Various names are used to refer to the types of approaches that use data federation technology, including data virtualization, infrastructure as a service (IaaS), or enterprise information integration (EII). These types of provisions appeal to a variety of companies in certain industries, such as data governance.
Users of data systems containing the federated query feature can create virtual databases through the acquisition of remote data in a middleware. With the most advanced solutions, the creation of a virtualized database could be as simple as creating specific connectors between different data sources.
There are several federation technologies available on the market today, capabilities vary from one implementation to the next. Some well-known examples are SQL technologies like IBM technology BIG SQL, Athena AWS federated query (which works using Lambda), AWS Redshift (which enabled federated queries several years ago), Google BigQuery Cloud SQL federation (for both Postgres and MySQL) or Apache Hive.
A good federated query engine should provide query support and unique capabilities for each underlying data source, and should be able to integrate more kinds of database platforms and data infrastructures as possible.
Let’s now see the main advantages of relying on query federation engine systems with the main aim of aggregating data without worrying about how to link various sources:
- Programmers that rely on query federation will have a single side image of the data and should be able to easily work with that as it’s only a single source.
- Data clients do not need to learn and practice with different query dialects or interfaces, only simple SQL syntax.
- Data access will be granted in real-time as no caching mechanism or any physical layer will be present between the federated engine and the various sources of truth. The data will be up-to-date for sure.
- Query federation is a great solution when physical data consolidation is impractical. Moving a huge amount of data from one source to another could be disruptive to existing applications.
- When working with big data, moving huge amounts of information from one place to another can be costly. Virtualizing aggregations means not moving data, thus resulting in good savings.
- Simplified querying of data from different sources means also simplified maintenance. Maintaining physical information instead of maintaining links to external sources means maintaining a lot of ETL processes.
- Virtualization of specific database parts could enhance the separation of concerns. It could be easier to assign specific grants to specific classes of users in an ad-hoc virtualized database.
- It provides centralized authorization to every data source linked. No need to hold several different authentication mechanisms.
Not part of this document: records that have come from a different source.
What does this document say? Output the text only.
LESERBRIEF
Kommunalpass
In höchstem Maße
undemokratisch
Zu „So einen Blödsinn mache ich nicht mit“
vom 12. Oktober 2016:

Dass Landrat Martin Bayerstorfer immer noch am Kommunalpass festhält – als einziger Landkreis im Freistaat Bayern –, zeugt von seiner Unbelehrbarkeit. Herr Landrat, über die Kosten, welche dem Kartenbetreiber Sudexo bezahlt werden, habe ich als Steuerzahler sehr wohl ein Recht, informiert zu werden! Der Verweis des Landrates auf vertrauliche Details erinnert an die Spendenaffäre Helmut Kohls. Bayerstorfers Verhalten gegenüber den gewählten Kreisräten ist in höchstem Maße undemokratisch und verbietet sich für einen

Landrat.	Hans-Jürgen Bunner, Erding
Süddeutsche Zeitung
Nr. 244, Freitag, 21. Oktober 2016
As with every virtualization, relying on query federation comes with several drawbacks and challenges and may not be ideal for all situations.
- Opening up existing data sources to various query federation engines could increase the load on source systems. System administrators should preview clients' usage to ensure enough network bandwidth, processing power, and sufficient system resources for the workload.
- Query federation doesn’t address data quality or data cleansing. Aggregated virtualized data is brought to the middleware system as is, without worrying about the quality of that data.
- It’s impossible to write in the external data source from the federated query engine. Only reads are possible.
- Programmers can find it difficult to know where the underlying data is stored. Query federation engines should grant data transparency.
- When it comes to performance comparison with data warehouses, data federation engines really don’t keep the pace. Furthermore, performance enhancements could be difficult. A developer should consider minimizing data transfer, together with minimizing joins between different data sources, and follow implementation-specific best practices for the various data sources database engines. Execution plans of the query will be split among different sources each one with its proprietary engine.
- Supposing that one of the sources of the federated query engine is not reachable or moved off the source, the data will not be available anymore. It’s impossible to maintain a local version of the data.
- Generally speaking, query federations on big data may lack performance, reliability, and data quality. It’s a relatively new feature still early in the adoption curve, when applied to this scenario.